Six novel CRISPR-Cas12a variants expand genome engineering in plants

Yiping Qi, an associate professor of Plant Science from the University of Maryland, continues to create new genome editing and engineering in plants, with the ultimate objective of enhancing the efficiency of food production. The study was recently published in the Nature Communications journal.

Associate professor of Plant Science at the University of Maryland Yiping Qi continues to innovate genome editing and engineering in plants, with the ultimate goal of improving the efficiency of food production. His new work contributes six novel variants of CRISPR-Cas12a in plants, testing first in rice as a major global crop. In addition to broadening possible gene editing targets, these tools can edit many different sites at once, or even repress gene expression. Image Credit: National Institutes of Health, public domain.

Qi’s most recent study provides six new CRISPR-Cas12a variants that have never been demonstrated in plants before, evaluating them first in rice which is a major global crop.

Apart from enabling a relatively wider range of potential gene editing targets. the new tools can instantly edit several different sites in the genome and also suppress the expression of genes to reduce undesirable characteristics.

These patent-pending tools significantly extend the scope of what CRISPR-Cas12a can do in plants, potentially allowing for more efficient production of food to feed the world’s rising population.

We are excited about this paper because we've contributed two major breakthroughs. First, we've reported multiple Cas12a tools with genome editing capabilities in plants for the first time, and found one [Mb2Cas12a] that hugely broadens the targeting range of Cas12a. Second, we've developed a very efficient system that can edit many different sites at once [multiplexed editing], and that allows us to edit 16 different genes in rice in a single generation.”

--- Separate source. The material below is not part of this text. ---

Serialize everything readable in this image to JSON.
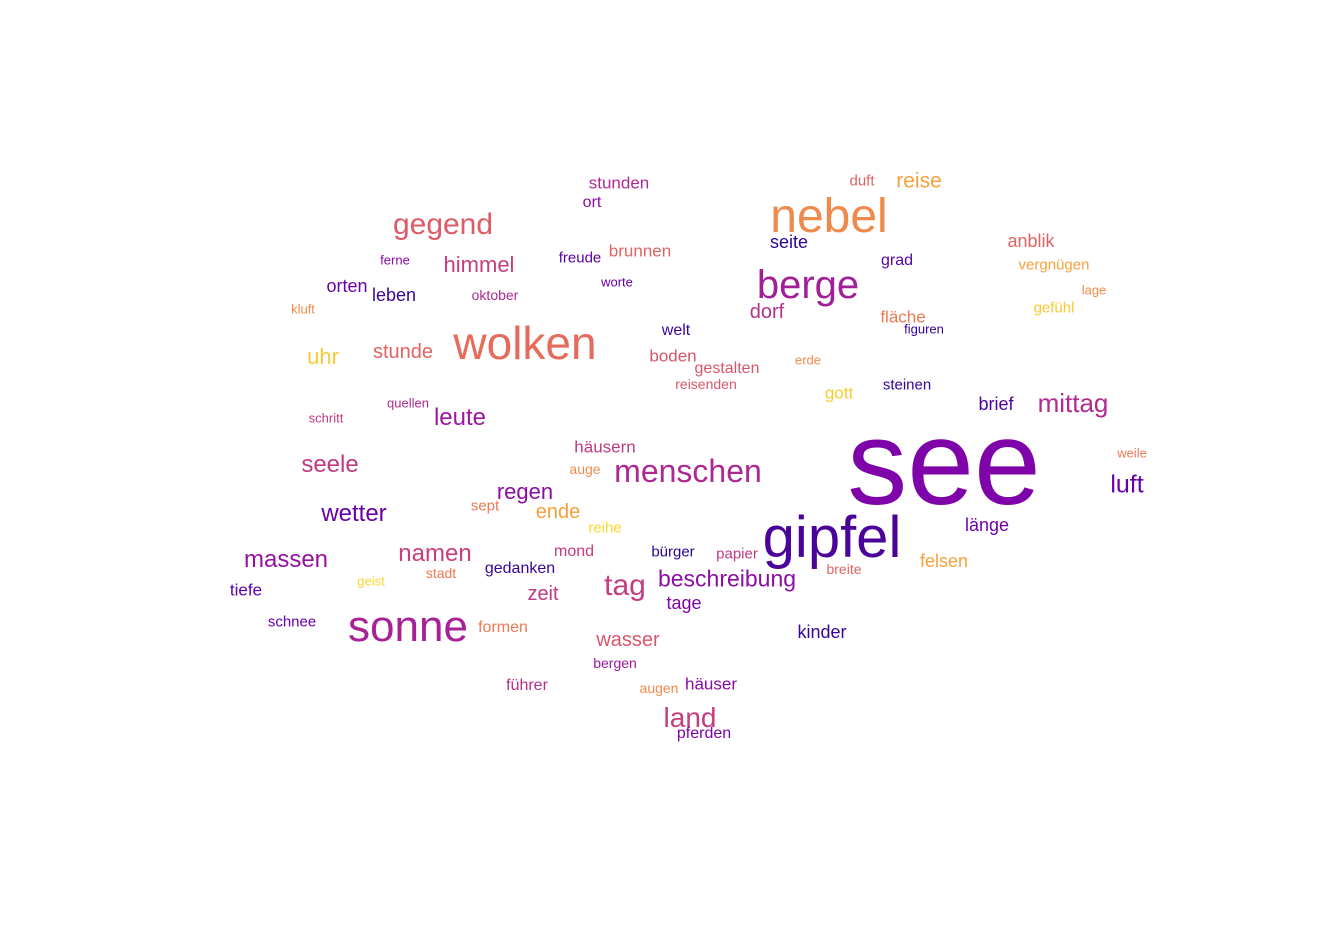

Yiping Qi, Associate Professor of Plant Science, University of Maryland

Cas12a, similar to other CRISPR systems, has traditionally been linked to targeting a particular short sequence of DNA, called the PAM sequence, explained Qi. CRISPR systems generally use the PAM sequence to determine the site to potentially make their molecular cuts in DNA.

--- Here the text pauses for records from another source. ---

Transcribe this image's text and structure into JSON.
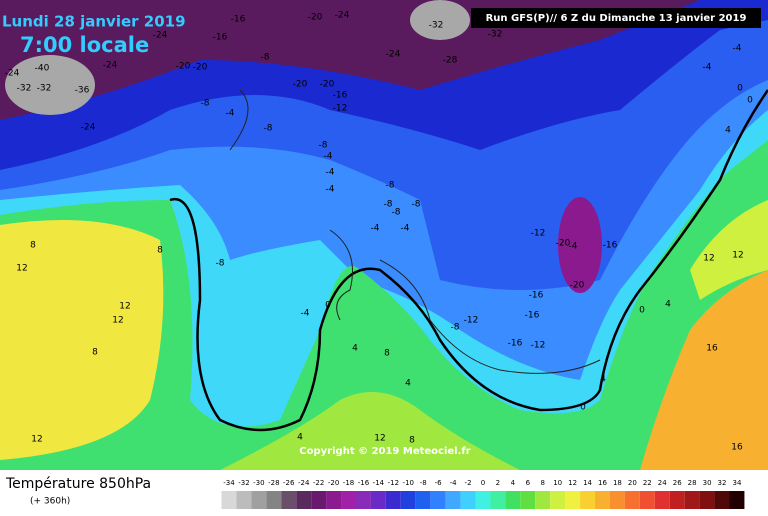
{
  "header": {
    "date": "Lundi 28 janvier 2019",
    "time": "7:00 locale",
    "run": "Run GFS(P)// 6 Z du Dimanche 13 janvier 2019"
  },
  "map": {
    "copyright": "Copyright © 2019 Meteociel.fr",
    "contour_labels": [
      -24,
      -32,
      -40,
      -32,
      -36,
      -24,
      -24,
      -24,
      -16,
      -16,
      -20,
      -20,
      -8,
      -20,
      -20,
      -16,
      -12,
      -24,
      -28,
      -20,
      -24,
      -32,
      -32,
      -8,
      -4,
      -8,
      -8,
      -4,
      -4,
      -4,
      -8,
      -8,
      -8,
      -8,
      -4,
      -4,
      -12,
      -20,
      -4,
      -16,
      -20,
      -16,
      -16,
      -12,
      -8,
      -16,
      -12,
      -8,
      8,
      12,
      8,
      12,
      12,
      8,
      0,
      -4,
      4,
      8,
      4,
      4,
      0,
      12,
      12,
      4,
      0,
      16,
      16,
      12,
      4,
      12,
      8,
      -4,
      0,
      0,
      4,
      -4
    ]
  },
  "legend": {
    "title": "Température 850hPa",
    "subtitle": "(+ 360h)",
    "ticks": [
      -34,
      -32,
      -30,
      -28,
      -26,
      -24,
      -22,
      -20,
      -18,
      -16,
      -14,
      -12,
      -10,
      -8,
      -6,
      -4,
      -2,
      0,
      2,
      4,
      6,
      8,
      10,
      12,
      14,
      16,
      18,
      20,
      22,
      24,
      26,
      28,
      30,
      32,
      34
    ],
    "colors": [
      "#d8d8d8",
      "#bcbcbc",
      "#a0a0a0",
      "#848484",
      "#6a4f6a",
      "#5a2a5e",
      "#6a1a6e",
      "#8a1a8e",
      "#a020a8",
      "#8a2ab8",
      "#6a2ac8",
      "#3a2ad0",
      "#2040e0",
      "#2060f0",
      "#3080ff",
      "#40a8ff",
      "#40d0ff",
      "#40f0e0",
      "#40f0a0",
      "#40e060",
      "#60e040",
      "#a0e840",
      "#d0f040",
      "#f0f040",
      "#f8d030",
      "#f8b030",
      "#f89030",
      "#f87030",
      "#f05030",
      "#e03030",
      "#c02020",
      "#a01818",
      "#801010",
      "#500808",
      "#200000"
    ]
  }
}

But Qi’s novel Mb2Cas12a variant functions under relaxed PAM conditions, extending the scope of what can be targeted for editing the same way as Qi’s laboratory recently did for CRISPR-Cas9.

Apart from this latest finding, the multiplexed editing system developed for Cas12a in plants offers particular strategies to efficiently edit numerous sites across the genome at the same time. For this proof-of-concept, Qi’s research team initially focused on six different genomic sites to improve disease resistance and rice yield. But once this was accomplished, the researchers did not stop there.

I wanted to add more targets to see if there is any limit. So we added 10 more and tried to target 16 sites, and we found that across almost all rice chromosomes, we had an amazingly high efficiency with all sites being edited all at once in one generation. And that doesn't even represent the upper limit necessarily, but it is the most genes in a plant that has ever been recorded as being edited all at once in one generation for Cas12a.”

Yiping Qi, Associate Professor of Plant Science, University of Maryland

According to Qi, this system holds important implications for the efficiency of food production and precision breeding.

For precision breeding, how many genes you can edit at once is really practically important because you can target almost anything and really tailor the product. We targeted disease resistance and yield, but you can add more traits like nitrogen use efficiency, climate resilience traits such as temperature tolerance, and more. It is really a robust system.”

Yiping Qi, Associate Professor of Plant Science, University of Maryland

Qi is presently investigating the off-targeting impacts of editing additional genes at once with less stringent target site criteria. However, apart from these contributions, the article demonstrated the usefulness of Cas12a as a synthetic repressor of genes in the Arabidopsis model plant as another tool for genome engineering.

“You can regulate activation or repression of certain genes by using CRISPR not as a cutting tool, but instead as a binding tool to attract activators or repressors to induce or suppress gene expression to engineer desirable traits. In this case, Cas12a is acting as glue, not as scissors. You use an inactivated form of Cas12a to inactivate the expression of other genes. It's a great new tool for the industry and for future research,” added Qi.

Upcoming studies will extend the Cas12a tools beyond rice and Arabidopsis to include all types of crops and plants.

“This type of technology helps increase crop yield and sustainably feed a growing population in a changing world. I am very pleased to continue to expand the impacts of CRISPR technologies,” concluded Qi.